This workflow uses Presidio nodes within KNIME to anonymize sensitive information while working with third-party AI models in the KNIME Analytics Platform environment.
Using the Presidio nodes, you can easily identify Personally Identifiable Information (PII) and anonymize it before passing it to chat large language models, significantly reducing the risk of sensitive data leaks and ensuring a secure data environment.
You can download and run the workflow directly in your KNIME Analytics Platform. For optimal performance, we recommend using the latest version of the KNIME Analytics Platform.
Workflow Details
Creating Fake Customer Message
A fake bank customer message is created, complaining about some unauthorized transactions on their credit card, along with the system message to use in the Chat Model Prompter node.
Identifying PII with Presidio Analyzer
The Presidio Analyzer node identifies the following PII entities: Credit Card, Email, and Person. After running the node, we check how many entities the node has found.
Anonymizing PII with Presidio Anonymizer
Using the information from the Presidio Analyzer node, the Presidio Anonymizer node anonymizes the entities with random ones (names and emails).
Passing Anonymized Data to Chat Model
Once the data is anonymized, the customer issue is passed to OpenAI using the Chat Model Prompter node.
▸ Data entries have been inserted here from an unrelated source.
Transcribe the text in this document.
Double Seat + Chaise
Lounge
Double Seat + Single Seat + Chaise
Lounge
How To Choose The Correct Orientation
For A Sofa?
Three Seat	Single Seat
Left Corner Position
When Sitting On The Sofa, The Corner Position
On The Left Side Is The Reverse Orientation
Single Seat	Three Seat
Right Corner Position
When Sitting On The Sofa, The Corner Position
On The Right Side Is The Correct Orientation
The node is configured as follows:
System Message: Instruct the AI to behave like a bank's virtual assistant.
User Message: Contains the request from the customer.
Past Conversations: Includes a welcome message.
Deanonymizing AI Response
When the AI assistant produces the response, the generated content is passed to the Presidio Deanonymizer node to restore the original entities. In the node output you can compare the anonymized and deanonymized outputs.
Visualizing Chat
Finally, the chat is plotted with the original data from the customer.